Investigating the electrocatalytic reduction of 2,4,6-tri-nitro-toluene (TNT) using density functional theory methods

Abstract

2,4,6-Trinitrotoluene (TNT) degradation is of interest in environmental remediation, demilitarization, and national security. Electrochemical TNT reduction to 2,4,6-triaminotoluene is potentially energy efficient and operable at ambient conditions. Determining an elementary reduction mechanism and rate limiting steps is needed to rationally develop TNT electroreduction catalysts. Density functional theory methods determine the TNT reduction mechanism for non-catalyzed and late-transition metal catalyzed paths. The non-catalyzed mechanism is limited by slow initial NO₂ group reduction. The outer-sphere mechanism is more competitive to electrocatalytic reduction on Au (111) and Fe (110) surfaces, which wasn't observed in our previous work on nitrobenzene electroreduction.

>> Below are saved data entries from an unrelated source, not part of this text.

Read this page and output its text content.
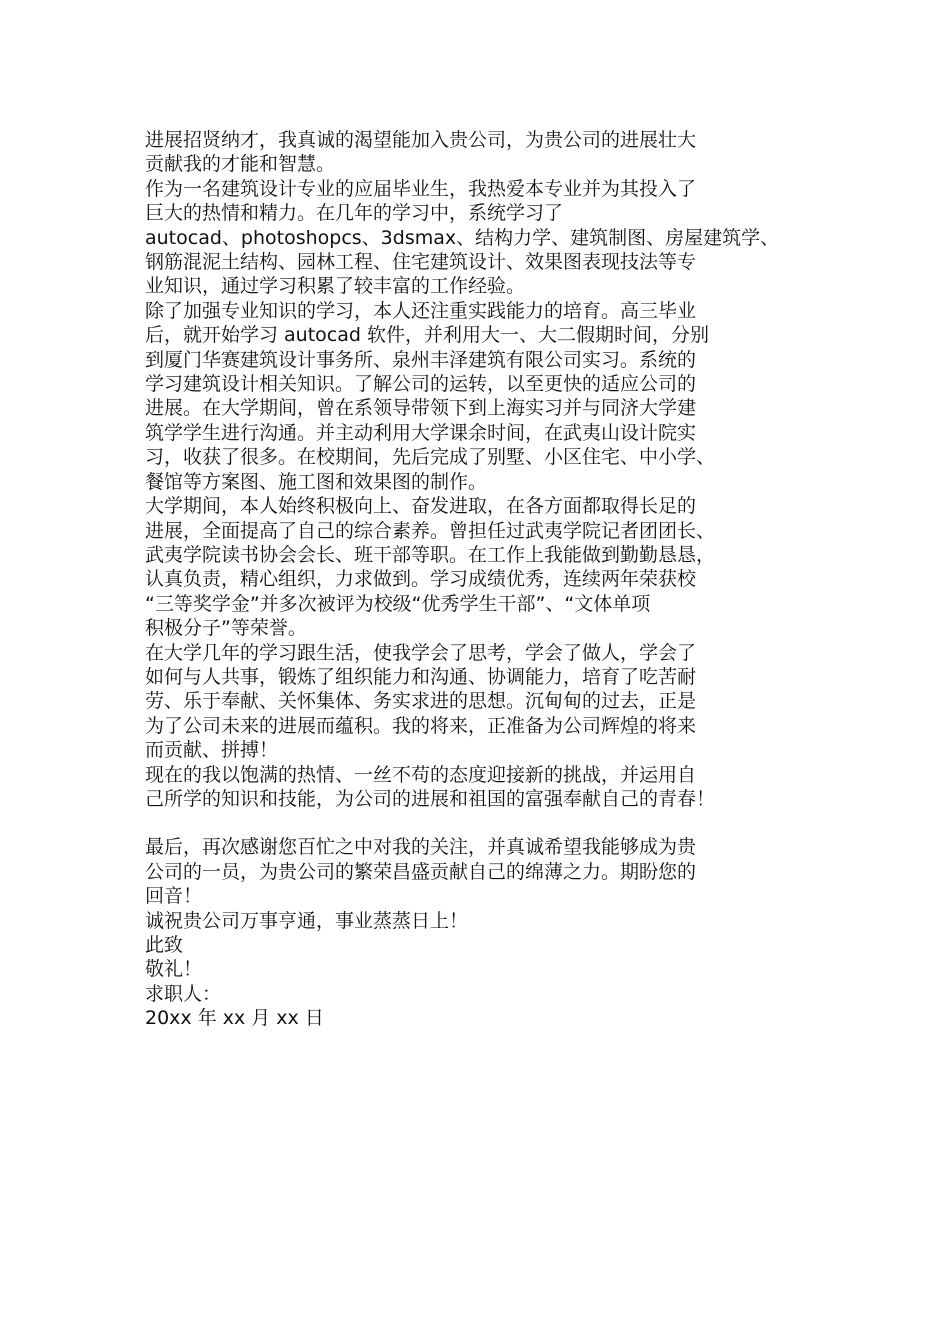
进展招贤纳才，我真诚的渴望能加入贵公司，为贵公司的进展壮大
贡献我的才能和智慧。

作为一名建筑设计专业的应届毕业生，我热爱本专业并为其投入了
巨大的热情和精力。在几年的学习中，系统学习了
autocad、photoshopcs、3dsmax、结构力学、建筑制图、房屋建筑学、
钢筋混泥土结构、园林工程、住宅建筑设计、效果图表现技法等专
业知识，通过学习积累了较丰富的工作经验。

除了加强专业知识的学习，本人还注重实践能力的培育。高三毕业
后，就开始学习 autocad 软件，并利用大一、大二假期时间，分别
到厦门华赛建筑设计事务所、泉州丰泽建筑有限公司实习。系统的
学习建筑设计相关知识。了解公司的运转，以至更快的适应公司的
进展。在大学期间，曾在系领导带领下到上海实习并与同济大学建
筑学学生进行沟通。并主动利用大学课余时间，在武夷山设计院实
习，收获了很多。在校期间，先后完成了别墅、小区住宅、中小学、
餐馆等方案图、施工图和效果图的制作。

大学期间，本人始终积极向上、奋发进取，在各方面都取得长足的
进展，全面提高了自己的综合素养。曾担任过武夷学院记者团团长、
武夷学院读书协会会长、班干部等职。在工作上我能做到勤勤恳恳，
认真负责，精心组织，力求做到。学习成绩优秀，连续两年荣获校
“三等奖学金”并多次被评为校级“优秀学生干部”、“文体单项
积极分子”等荣誉。

在大学几年的学习跟生活，使我学会了思考，学会了做人，学会了
如何与人共事，锻炼了组织能力和沟通、协调能力，培育了吃苦耐
劳、乐于奉献、关怀集体、务实求进的思想。沉甸甸的过去，正是
为了公司未来的进展而蕴积。我的将来，正准备为公司辉煌的将来
而贡献、拼搏！

现在的我以饱满的热情、一丝不苟的态度迎接新的挑战，并运用自
己所学的知识和技能，为公司的进展和祖国的富强奉献自己的青春！

最后，再次感谢您百忙之中对我的关注，并真诚希望我能够成为贵
公司的一员，为贵公司的繁荣昌盛贡献自己的绵薄之力。期盼您的
回音！

诚祝贵公司万事亨通，事业蒸蒸日上！

此致

敬礼！

求职人：

20xx 年 xx 月 xx 日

An inverse tradeoff between the initial reduction of the NO₂-R* group and reduction of surface hydroxyls suggests relative catalytic activity can be tuned by modulating O* affinity. Metal surfaces with intermediate O* affinity (Cu, Pt, Pd, and Ir) are predicted to be the most active late transition-metals towards TNT reduction. We extend our investigation to bimetallics and partially reduced Fe₂O₃ (0001) surfaces.